Das „Road Movie [birgt] Situationstypen in sich (wie: Passage, Fahrt, Begegnung mit dem Fremden), die weniger von der Aktion, als vom Kontrast leben“ (Mauer 2006: 101). Dieser Kontrast entsteht durch die Konfrontation abstrakter Gegensätze, die eine inhärente Spannung aufbauen. Diese Gegensätze ergeben sich im Roadmovie fast von ganz allein und Mauer (2006) benennt diese folgendermaßen: Öffentlichkeit und Intimität, Vertrautheit und Fremdheit, Statik und Bewegung, Enge und Weite, Bild und Musik (vgl. Mauer 2006: 101). Auch in Sin Nombre kommen diese Kontraste stark zur Geltung und bestimmen das Bild des Filmes[6].

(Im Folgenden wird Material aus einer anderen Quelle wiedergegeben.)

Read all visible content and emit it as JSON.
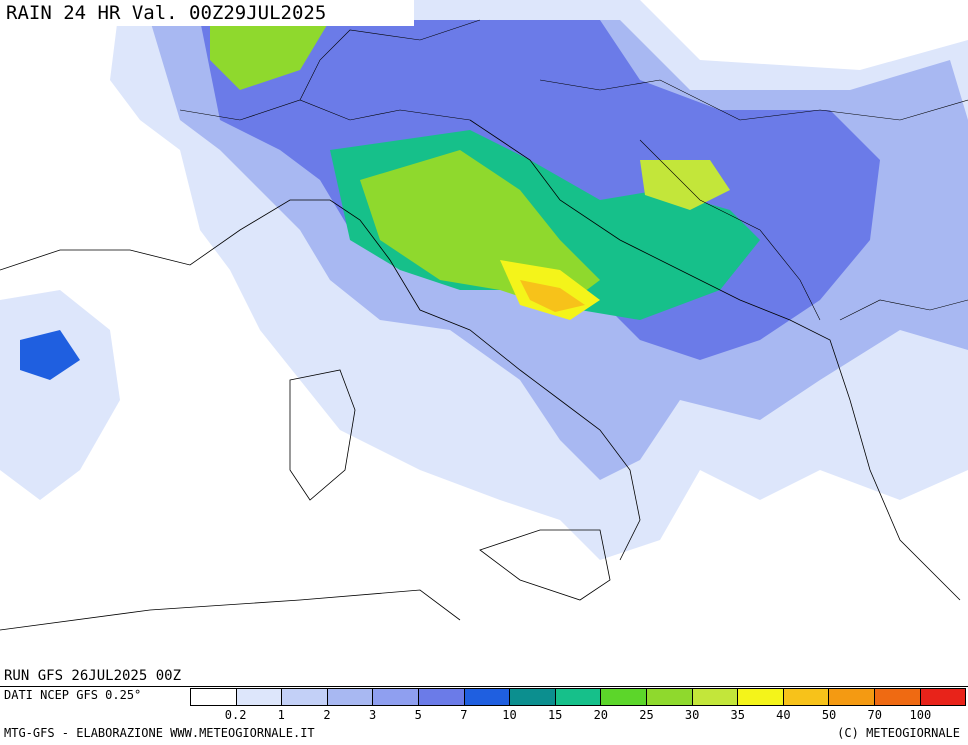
{
  "header": {
    "title": "RAIN 24 HR Val. 00Z29JUL2025"
  },
  "run": {
    "text": "RUN GFS 26JUL2025 00Z"
  },
  "source": {
    "text": "DATI NCEP GFS 0.25°"
  },
  "footer": {
    "left": "MTG-GFS - ELABORAZIONE WWW.METEOGIORNALE.IT",
    "right": "(C) METEOGIORNALE"
  },
  "legend": {
    "thresholds": [
      "0.2",
      "1",
      "2",
      "3",
      "5",
      "7",
      "10",
      "15",
      "20",
      "25",
      "30",
      "35",
      "40",
      "50",
      "70",
      "100"
    ],
    "colors": [
      "#ffffff",
      "#dde6fb",
      "#c3d0f7",
      "#a8b8f2",
      "#8f9ff0",
      "#6b7be8",
      "#1f5fe0",
      "#0c8f8f",
      "#16c08a",
      "#5cd62a",
      "#8fd92d",
      "#c3e63a",
      "#f4f41a",
      "#f7c21a",
      "#f49a12",
      "#ef6a12",
      "#e8231a"
    ]
  }
}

Weiters ist das Roadmovie in mehrere Subgenres zu unterteilen, ist aber gleichzeitig „ein Patchwork-Genre, das Einflüsse aus den unterschiedlichsten Formen, Gattungen, Mustern und Stilen aufsaugt und in den einzelnen Filmen neu formt“ (Grob, Klein 2006: 9). Als Beispiele nennen Grob und Klein (2006) den Bikerfilm, der vieles aus dem klassischen Western übernimmt, die Filme um Mörderpärchen, die sich an den Gangsterfilm anlehnen, die Filme um Musiker, die sich Formen des Bio-Pics und des Star-Vehikels bedienen oder die Rennfilme über Abenteuer und Freiheit, wie in Abenteuerfilmen (vgl. Grob, Klein 2006: 9).
5 Filmanalyse
Die Filmanalyse stellt einen wichtigen und den wohl umfangreichsten Teil der Arbeit dar und soll einen Überblick darüber geben, wie der Film Sin Nombre als Ganzes und im Detail funktioniert. Die Filmanalyse orientiert sich methodisch im Wesentlichen an den Vorgehensweisen und den Kategorien von Werner Faulstich (2008) und Alice Bienk (2008). Zusätzlich sollen jene Merkmale, welche den Film zu einem Roadmovie machen in einem eigenen Kapitel[7] analysiert, herausgehoben und unterstrichen werden. Im darauffolgenden Kapitel 6 Sin Nombre als Roadmovie werden sämtliche analysierten Elemente noch einmal in Zusammenhang mit dem Genre aufgearbeitet.
5.1 Handlungs- und Erzählanalyse
Die Handlungs- und Erzählanalyse soll klären, wie der Film als Ganzes funktioniert. Sie zeigt den Rahmen des Filmes und wie Sin Nombre allgemein aufgebaut ist.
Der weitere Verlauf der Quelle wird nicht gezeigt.